Satellite Observations Increase for Navy—Recently, the U.S. Air Force Weather Agency (AFWA) improved their weather forecast model by including satellite wind measurements using an algorithm developed and provided by UW–Madison’s SSEC. The automated algorithm, called Feature Track Winds, allows the routine production of wind vectors from multiple satellite platforms, and has greatly increased the volume of data available to be assimilated into their weather forecast models. As a result, the quality of the model output improved considerably. AFWA Staff Sargeant Carl Schuett added that “the model error in winds measurement dropped by 2.5m per second.”

Papers

Tim Schmit and Bob Aune (both in NOAA’s Advanced Satellite Products Branch at SSEC) participated in the National Highway Visibility Conference held in Madison, WI , May 17–18, 2004. They presented “Future Geostationary Observations for the Improved Detection and Short Range Prediction of Fog.”

“Daytime cloud overlap detection from AVHRR and VIIRS,” by M. Pavolonis (SSEC’s CIMSS) and A. Heidinger (NOAA, at SSEC), was published in the May issue of the Journal of Applied Meteorology. The paper describes two automated algorithms for detecting cloud overlap using daytime satellite imagery.

Sea ice surface temperature product from the Moderate Resolution Imaging Spectroradiometer (MODIS)” was published in IEEE Transactions on Geoscience and Remote Sensing (2004, Vol. 42, No. 5). The authors include D. Hall (NASA’s Goddard Space Flight Center (GSFC)), Jeff Key (NOAA, at SSEC), and others at GSFC. The paper introduces the MODIS sea ice temperature product, the retrieval methodology, and validation over the Arctic and Antarctic. NOAA’s Advanced Satellite Products Team at SSEC’s Cooperative Institute for Meteorological Satellite Studies developed the ice surface temperature algorithm. This product extends the use of existing sea surface temperature products to the frozen ocean. The algorithm is relevant to NOAA’s future Visible/Infrared Imager and Radiometer Suite (VIIRS) instrument. A figure from the paper was used on the journal cover.

A paper on nighttime cloud detection in the polar regions using the Moderate Resolution Imaging Spectroradiometer (MODIS) was accepted for publication in the Remote Sensing of Environment journal. “Nighttime polar cloud detection with MODIS,” by Y. Liu (CIMSS), J. Key, R. Frey (CIMSS), S. Ackerman (CIMSS), and W.P. Menzel, presents new cloud detection tests that utilize water vapor and carbon dioxide bands.

These abstracts have been submitted to the SPIE’s Fourth International Asia-Pacific Environmental Remote Sensing Symposium, Applications with Weather Satellites II, to be held in November in Honolulu, Hawaii.

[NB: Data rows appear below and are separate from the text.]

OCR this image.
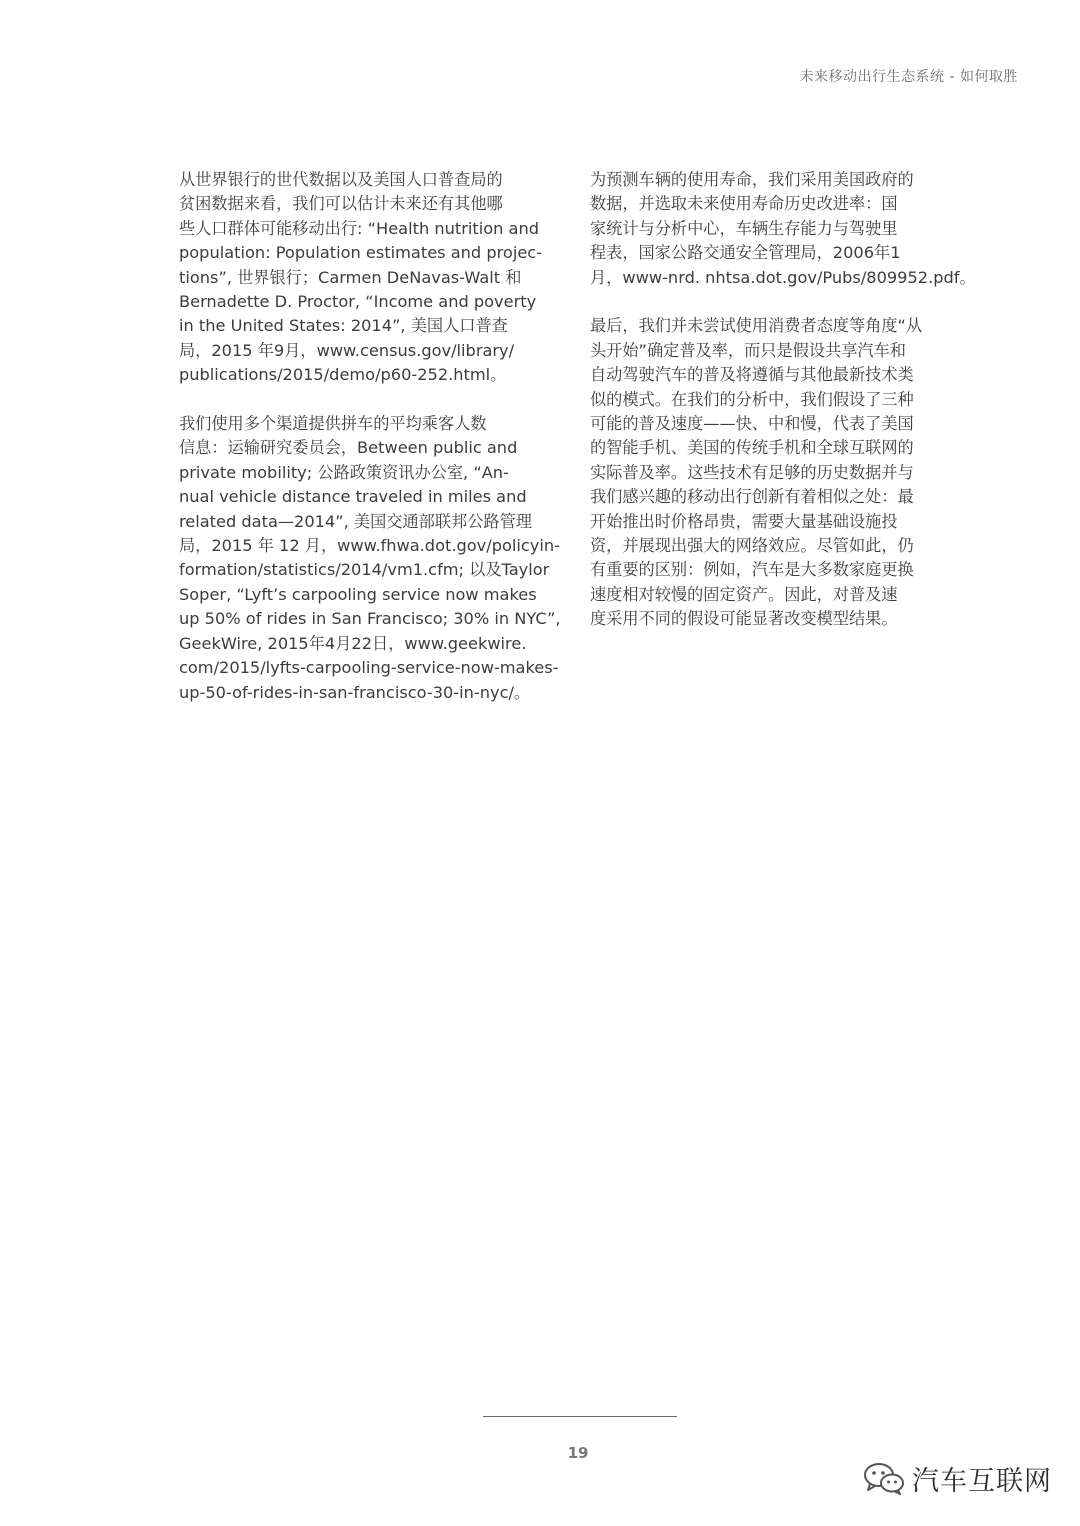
未来移动出行生态系统 - 如何取胜

从世界银行的世代数据以及美国人口普查局的
贫困数据来看，我们可以估计未来还有其他哪
些人口群体可能移动出行: “Health nutrition and
population: Population estimates and projec-
tions”, 世界银行；Carmen DeNavas-Walt 和
Bernadette D. Proctor, “Income and poverty
in the United States: 2014”, 美国人口普查
局，2015 年9月，www.census.gov/library/
publications/2015/demo/p60-252.html。

我们使用多个渠道提供拼车的平均乘客人数
信息：运输研究委员会，Between public and
private mobility; 公路政策资讯办公室, “An-
nual vehicle distance traveled in miles and
related data—2014”, 美国交通部联邦公路管理
局，2015 年 12 月，www.fhwa.dot.gov/policyin-
formation/statistics/2014/vm1.cfm; 以及Taylor
Soper, “Lyft’s carpooling service now makes
up 50% of rides in San Francisco; 30% in NYC”,
GeekWire, 2015年4月22日，www.geekwire.
com/2015/lyfts-carpooling-service-now-makes-
up-50-of-rides-in-san-francisco-30-in-nyc/。

为预测车辆的使用寿命，我们采用美国政府的
数据，并选取未来使用寿命历史改进率：国
家统计与分析中心，车辆生存能力与驾驶里
程表，国家公路交通安全管理局，2006年1
月，www-nrd. nhtsa.dot.gov/Pubs/809952.pdf。

最后，我们并未尝试使用消费者态度等角度“从
头开始”确定普及率，而只是假设共享汽车和
自动驾驶汽车的普及将遵循与其他最新技术类
似的模式。在我们的分析中，我们假设了三种
可能的普及速度——快、中和慢，代表了美国
的智能手机、美国的传统手机和全球互联网的
实际普及率。这些技术有足够的历史数据并与
我们感兴趣的移动出行创新有着相似之处：最
开始推出时价格昂贵，需要大量基础设施投
资，并展现出强大的网络效应。尽管如此，仍
有重要的区别：例如，汽车是大多数家庭更换
速度相对较慢的固定资产。因此，对普及速
度采用不同的假设可能显著改变模型结果。

19
汽车互联网
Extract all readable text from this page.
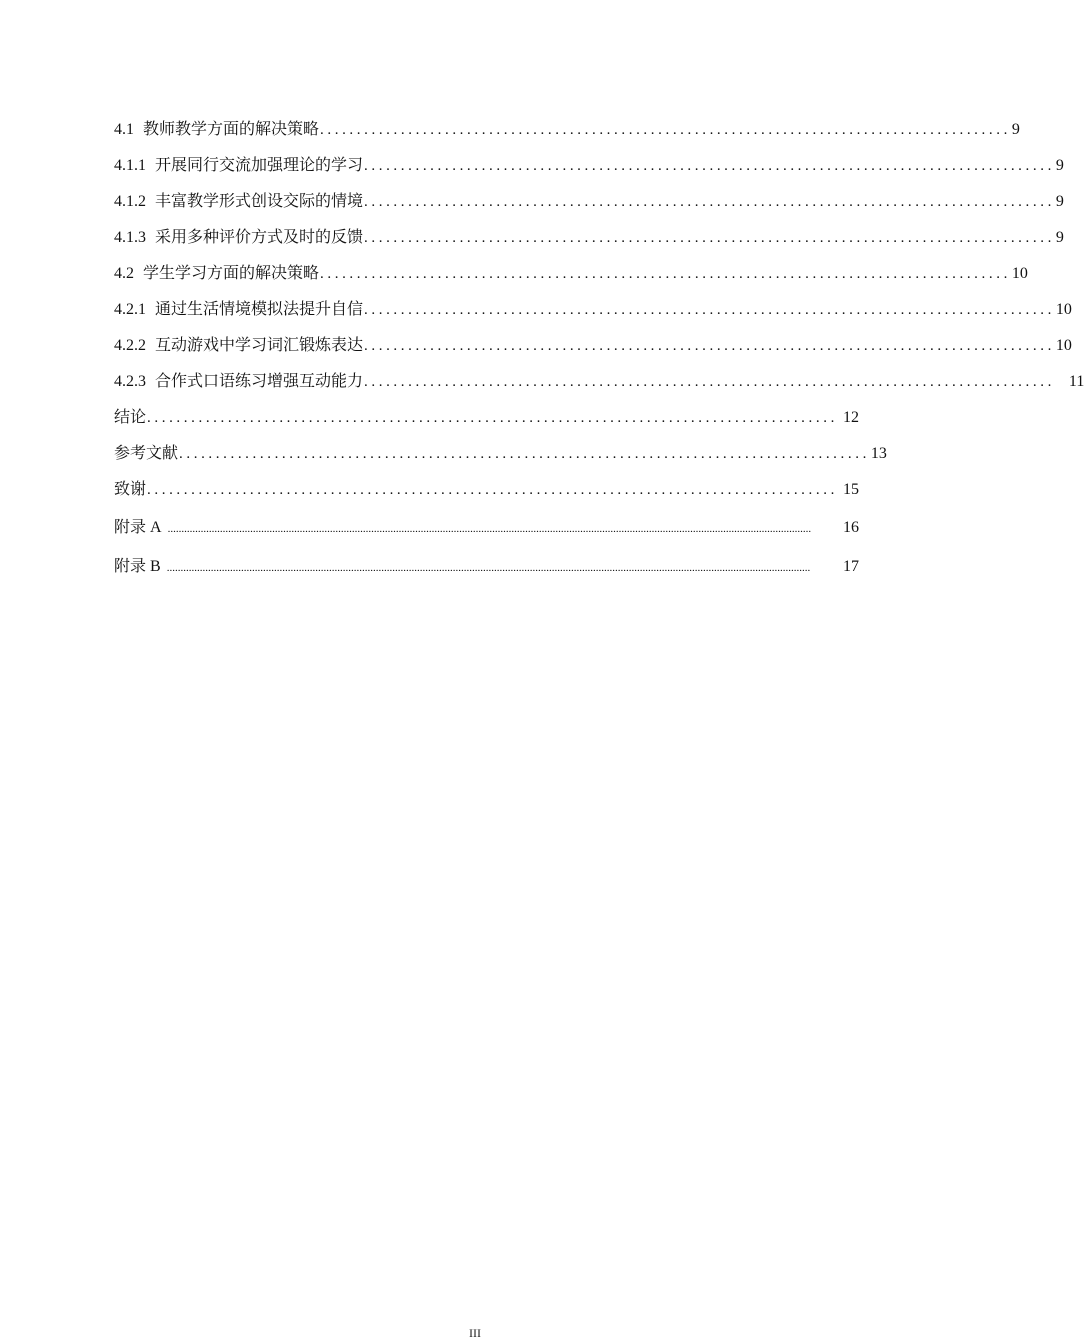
4.1 教师教学方面的解决策略 .............................................................................................. 9
4.1.1 开展同行交流加强理论的学习 .............................................................................................. 9
4.1.2 丰富教学形式创设交际的情境 .............................................................................................. 9
4.1.3 采用多种评价方式及时的反馈 .............................................................................................. 9
4.2 学生学习方面的解决策略 .............................................................................................. 10
4.2.1 通过生活情境模拟法提升自信 .............................................................................................. 10
4.2.2 互动游戏中学习词汇锻炼表达 .............................................................................................. 10
4.2.3 合作式口语练习增强互动能力 .............................................................................................. 11
结论 .............................................................................................. 12
参考文献 .............................................................................................. 13
致谢 .............................................................................................. 15
附录 A ..........................................................................................................................................................................................................................................	16
附录 B ..........................................................................................................................................................................................................................................	17
III
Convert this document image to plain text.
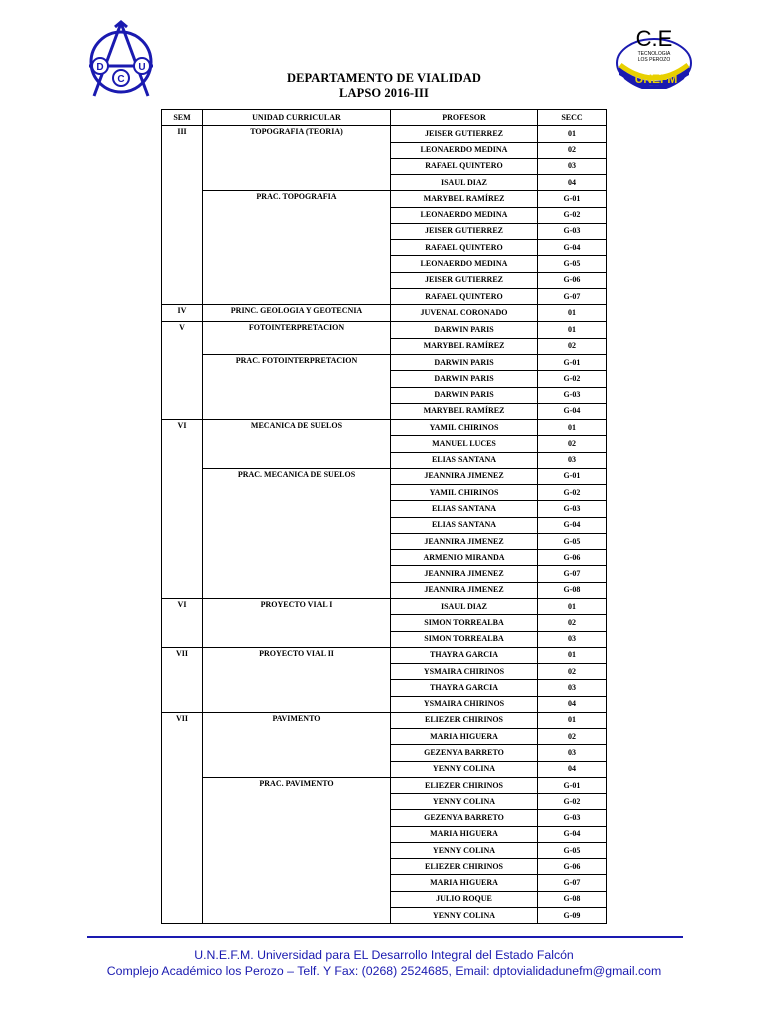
D
C
U
C.E
TECNOLOGIA
LOS PEROZO
UNEFM
DEPARTAMENTO DE VIALIDAD
LAPSO 2016-III
SEM	UNIDAD CURRICULAR	PROFESOR	SECC
III	TOPOGRAFIA (TEORIA)	JEISER GUTIERREZ	01
		LEONAERDO MEDINA	02
		RAFAEL QUINTERO	03
		ISAUL DIAZ	04
	PRAC. TOPOGRAFIA	MARYBEL RAMÍREZ	G-01
		LEONAERDO MEDINA	G-02
		JEISER GUTIERREZ	G-03
		RAFAEL QUINTERO	G-04
		LEONAERDO MEDINA	G-05
		JEISER GUTIERREZ	G-06
		RAFAEL QUINTERO	G-07
IV	PRINC. GEOLOGIA Y GEOTECNIA	JUVENAL CORONADO	01
V	FOTOINTERPRETACION	DARWIN PARIS	01
		MARYBEL RAMÍREZ	02
	PRAC. FOTOINTERPRETACION	DARWIN PARIS	G-01
		DARWIN PARIS	G-02
		DARWIN PARIS	G-03
		MARYBEL RAMÍREZ	G-04
VI	MECANICA DE SUELOS	YAMIL CHIRINOS	01
		MANUEL LUCES	02
		ELIAS SANTANA	03
	PRAC. MECANICA DE SUELOS	JEANNIRA JIMENEZ	G-01
		YAMIL CHIRINOS	G-02
		ELIAS SANTANA	G-03
		ELIAS SANTANA	G-04
		JEANNIRA JIMENEZ	G-05
		ARMENIO MIRANDA	G-06
		JEANNIRA JIMENEZ	G-07
		JEANNIRA JIMENEZ	G-08
VI	PROYECTO VIAL I	ISAUL DIAZ	01
		SIMON TORREALBA	02
		SIMON TORREALBA	03
VII	PROYECTO VIAL II	THAYRA GARCIA	01
		YSMAIRA CHIRINOS	02
		THAYRA GARCIA	03
		YSMAIRA CHIRINOS	04
VII	PAVIMENTO	ELIEZER CHIRINOS	01
		MARIA HIGUERA	02
		GEZENYA BARRETO	03
		YENNY COLINA	04
	PRAC. PAVIMENTO	ELIEZER CHIRINOS	G-01
		YENNY COLINA	G-02
		GEZENYA BARRETO	G-03
		MARIA HIGUERA	G-04
		YENNY COLINA	G-05
		ELIEZER CHIRINOS	G-06
		MARIA HIGUERA	G-07
		JULIO ROQUE	G-08
		YENNY COLINA	G-09
U.N.E.F.M. Universidad para EL Desarrollo Integral del Estado Falcón
Complejo Académico los Perozo – Telf. Y Fax: (0268) 2524685, Email: dptovialidadunefm@gmail.com
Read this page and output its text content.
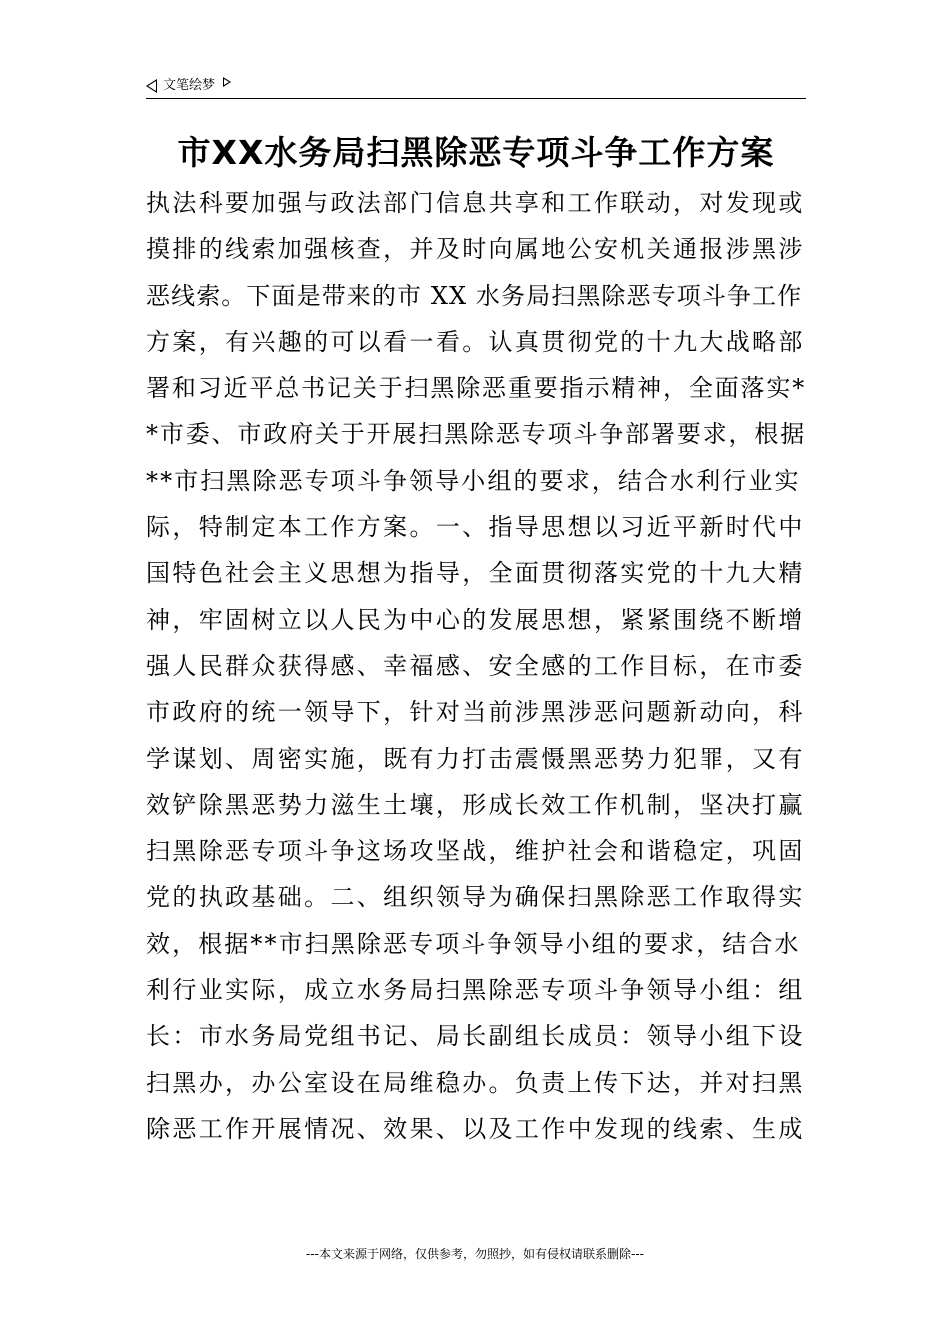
文笔绘梦
市XX水务局扫黑除恶专项斗争工作方案
执法科要加强与政法部门信息共享和工作联动，对发现或
摸排的线索加强核查，并及时向属地公安机关通报涉黑涉
恶线索。下面是带来的市 XX 水务局扫黑除恶专项斗争工作
方案，有兴趣的可以看一看。认真贯彻党的十九大战略部
署和习近平总书记关于扫黑除恶重要指示精神，全面落实*
*市委、市政府关于开展扫黑除恶专项斗争部署要求，根据
**市扫黑除恶专项斗争领导小组的要求，结合水利行业实
际，特制定本工作方案。一、指导思想以习近平新时代中
国特色社会主义思想为指导，全面贯彻落实党的十九大精
神，牢固树立以人民为中心的发展思想，紧紧围绕不断增
强人民群众获得感、幸福感、安全感的工作目标，在市委
市政府的统一领导下，针对当前涉黑涉恶问题新动向，科
学谋划、周密实施，既有力打击震慑黑恶势力犯罪，又有
效铲除黑恶势力滋生土壤，形成长效工作机制，坚决打赢
扫黑除恶专项斗争这场攻坚战，维护社会和谐稳定，巩固
党的执政基础。二、组织领导为确保扫黑除恶工作取得实
效，根据**市扫黑除恶专项斗争领导小组的要求，结合水
利行业实际，成立水务局扫黑除恶专项斗争领导小组：组
长：市水务局党组书记、局长副组长成员：领导小组下设
扫黑办，办公室设在局维稳办。负责上传下达，并对扫黑
除恶工作开展情况、效果、以及工作中发现的线索、生成
---本文来源于网络，仅供参考，勿照抄，如有侵权请联系删除---
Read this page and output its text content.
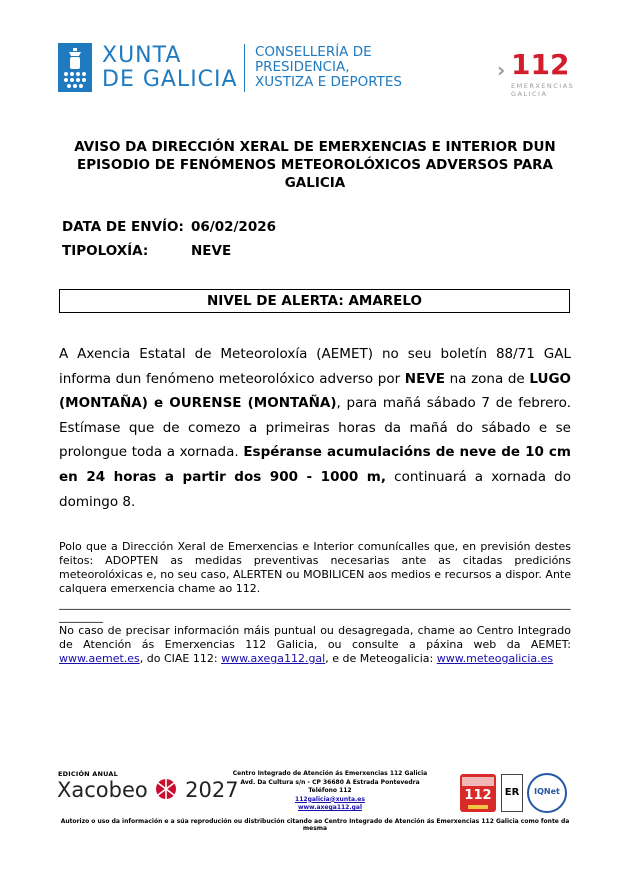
XUNTA
DE GALICIA
CONSELLERÍA DE
PRESIDENCIA,
XUSTIZA E DEPORTES	› 112
EMERXENCIAS
GALICIA
AVISO DA DIRECCIÓN XERAL DE EMERXENCIAS E INTERIOR DUN
EPISODIO DE FENÓMENOS METEOROLÓXICOS ADVERSOS PARA
GALICIA
DATA DE ENVÍO: 06/02/2026
TIPOLOXÍA:	NEVE
NIVEL DE ALERTA: AMARELO
A Axencia Estatal de Meteoroloxía (AEMET) no seu boletín 88/71 GAL informa dun fenómeno meteorolóxico adverso por NEVE na zona de LUGO (MONTAÑA) e OURENSE (MONTAÑA), para mañá sábado 7 de febrero. Estímase que de comezo a primeiras horas da mañá do sábado e se prolongue toda a xornada. Espéranse acumulacións de neve de 10 cm en 24 horas a partir dos 900 - 1000 m, continuará a xornada do domingo 8.
Polo que a Dirección Xeral de Emerxencias e Interior comunícalles que, en previsión destes feitos: ADOPTEN as medidas preventivas necesarias ante as citadas predicións meteorolóxicas e, no seu caso, ALERTEN ou MOBILICEN aos medios e recursos a dispor. Ante calquera emerxencia chame ao 112.
_____________________________________________________________________________________________
________
No caso de precisar información máis puntual ou desagregada, chame ao Centro Integrado de Atención ás Emerxencias 112 Galicia, ou consulte a páxina web da AEMET: www.aemet.es, do CIAE 112: www.axega112.gal, e de Meteogalicia: www.meteogalicia.es
EDICIÓN ANUAL
Xacobeo 2027
Centro Integrado de Atención ás Emerxencias 112 Galicia
Avd. Da Cultura s/n - CP 36680 A Estrada Pontevedra
Teléfono 112
112galicia@xunta.es
www.axega112.gal
112	ER	IQNet
Autorizo o uso da información e a súa reprodución ou distribución citando ao Centro Integrado de Atención ás Emerxencias 112 Galicia como fonte da mesma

  • “Vertical resolution study on the GOES-R Hyperspectral Environmental Suite (HES),” by Jun Li, Fang Wang, Timothy J. Schmit, W. Paul Menzel, and James Gurka.
  • “Cloud classification products derived from operational imagers” and “The global distribution of cloud type from operational polar-orbiting imagers: The past and present (AVHRR) and the future (VIIRS)” by Michael J. Pavolonis (CIMSS) and Andrew K. Heidinger (NOAA, at SSEC).

Education, Outreach

Suomi High School scholarship awards were noted in Wisconsin Week, the official campus newspaper, on May 12. Four Wisconsin high school seniors who will pursue an undergraduate degree in the physical sciences received the $1000 scholarship. This year’s scholarship committee of K. Strabala (SSEC), S. Bachmeier (SSEC), and G. Wade (NOAA) evaluated and discussed 16 applications and recommended 5 applicants for final consideration by CIMSS staff (Director S. Ackerman, L. Avila, and T. Achtor) who selected 4 applicants for awards: Katherine Behrendt of Waukesha, who intends to major in materials engineering at UW–Madison; Jacob Cychosz of Waunakee, astronomy/physics at UW–Madison; Elise Gorchels of Fitchburg, astronomy at UW–Madison or UW–Milwaukee; and Victoria Vasys of Madison, electrical engineering at UW–Madison.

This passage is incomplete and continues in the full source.